Another ‘miracle on Ice’
Not since Team USA stunned the Soviet Union at the 1980 Winter Olympics has victory felt this electrifying throughout the West. But last night, the script flipped. Canada played the US role as the scrappy underdog; the US played the Soviet role as the bullying hegemon. That’s how much of a pariah Trump has made America on the world stage — just one month into his second term.
For Canadians, it was a moment of unbridled national pride. For Americans, it was a moment of foreboding national humiliation. For hockey fans, it was an instant classic.
The curse of Trump’s pep talk
Of course, Team USA should have known better than to let Trump into their locker room. His endorsements are a kiss of death — from midterms to corporate bankruptcies, everything he hails fails.

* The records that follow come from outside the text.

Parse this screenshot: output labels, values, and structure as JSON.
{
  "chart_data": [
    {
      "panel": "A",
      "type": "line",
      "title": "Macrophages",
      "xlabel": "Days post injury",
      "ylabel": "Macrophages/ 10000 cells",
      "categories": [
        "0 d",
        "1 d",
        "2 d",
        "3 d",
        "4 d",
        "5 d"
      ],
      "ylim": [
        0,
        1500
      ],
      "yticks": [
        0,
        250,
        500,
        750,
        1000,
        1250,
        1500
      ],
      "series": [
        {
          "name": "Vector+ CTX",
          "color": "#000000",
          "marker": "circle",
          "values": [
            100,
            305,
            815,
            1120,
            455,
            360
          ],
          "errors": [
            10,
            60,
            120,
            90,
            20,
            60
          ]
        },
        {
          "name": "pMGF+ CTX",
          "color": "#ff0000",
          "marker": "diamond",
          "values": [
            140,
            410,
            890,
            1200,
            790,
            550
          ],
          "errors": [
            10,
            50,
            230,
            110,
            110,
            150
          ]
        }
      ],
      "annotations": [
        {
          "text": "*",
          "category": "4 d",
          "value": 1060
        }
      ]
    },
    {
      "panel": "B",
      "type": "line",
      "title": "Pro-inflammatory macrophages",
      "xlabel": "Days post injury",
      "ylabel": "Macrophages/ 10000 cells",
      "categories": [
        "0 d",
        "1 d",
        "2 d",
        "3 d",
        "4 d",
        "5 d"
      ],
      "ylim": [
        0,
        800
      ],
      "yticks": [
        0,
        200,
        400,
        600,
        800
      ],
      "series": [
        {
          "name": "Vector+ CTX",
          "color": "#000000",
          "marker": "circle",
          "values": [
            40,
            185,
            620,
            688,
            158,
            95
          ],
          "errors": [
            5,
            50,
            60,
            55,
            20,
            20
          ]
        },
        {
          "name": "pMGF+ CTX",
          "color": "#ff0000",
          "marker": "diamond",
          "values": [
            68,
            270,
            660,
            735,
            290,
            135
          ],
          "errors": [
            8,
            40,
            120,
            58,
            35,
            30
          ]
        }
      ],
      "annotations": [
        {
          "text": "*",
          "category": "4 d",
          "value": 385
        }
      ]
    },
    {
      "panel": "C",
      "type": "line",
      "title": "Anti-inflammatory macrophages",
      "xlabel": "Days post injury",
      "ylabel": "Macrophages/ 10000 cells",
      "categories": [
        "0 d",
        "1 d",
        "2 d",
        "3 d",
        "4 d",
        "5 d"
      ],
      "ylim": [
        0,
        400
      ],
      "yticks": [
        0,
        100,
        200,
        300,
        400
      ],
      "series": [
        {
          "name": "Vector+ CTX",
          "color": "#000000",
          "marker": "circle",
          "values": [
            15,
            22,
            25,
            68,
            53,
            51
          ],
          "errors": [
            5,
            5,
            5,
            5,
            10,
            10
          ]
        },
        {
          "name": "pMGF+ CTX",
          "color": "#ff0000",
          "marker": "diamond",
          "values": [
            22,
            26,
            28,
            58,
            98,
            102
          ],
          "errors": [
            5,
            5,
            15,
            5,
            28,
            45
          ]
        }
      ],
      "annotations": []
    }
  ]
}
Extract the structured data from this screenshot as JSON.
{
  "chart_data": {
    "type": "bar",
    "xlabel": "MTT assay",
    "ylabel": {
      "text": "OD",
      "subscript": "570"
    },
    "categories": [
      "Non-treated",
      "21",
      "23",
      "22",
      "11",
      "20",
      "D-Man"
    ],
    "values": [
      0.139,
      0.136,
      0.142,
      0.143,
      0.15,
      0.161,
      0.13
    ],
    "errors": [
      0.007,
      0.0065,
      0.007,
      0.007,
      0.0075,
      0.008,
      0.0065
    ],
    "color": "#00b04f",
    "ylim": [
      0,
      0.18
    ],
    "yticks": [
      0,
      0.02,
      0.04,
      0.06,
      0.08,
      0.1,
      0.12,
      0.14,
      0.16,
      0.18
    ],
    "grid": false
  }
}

But perhaps Team USA will derive some consolation from Trump helping them lick their wounds by telling them to insist the game was rigged, and to never admit they lost.
Trump made Team USA the new Team USSR
Trump has spent this term goading Canada into becoming the 51st state, making a mafia-style offer to buy Greenland, threatening an invasion to reclaim the Panama Canal, and turning US friends like Ukraine into enemies and US enemies like Russia into friends.
So it’s no wonder his bullying is making America like the old Soviet Union — a reviled superpower, more feared than cheered. That explains the boos echoing through the arena. American fans jeered “O Canada” in Boston, firing back at Canadians who booed “The Star-Spangled Banner” in Montreal.
This wasn’t just a hockey match. It was an ideological and territorial war on ice. And it hinted at something darker — what happens when that fine line (or border) between friendly rivals snaps.
Even so, kudos to Canadian PM Trudeau for giving Trump a taste of his own trolling medicine. He rubbed this victory in Trump’s face with this perfectly petty tweet:
You can’t take our country — and you can’t take our game.
Before Trump, this would have been a simple hockey match between friendly rivals, like the Boston Celtics vs. the Los Angeles Lakers in the NBA. But this match felt like war by other means.
Yet nobody watching could mistake the fact that the Canadians were the good guys, the Americans the bad guys. And the good guys won.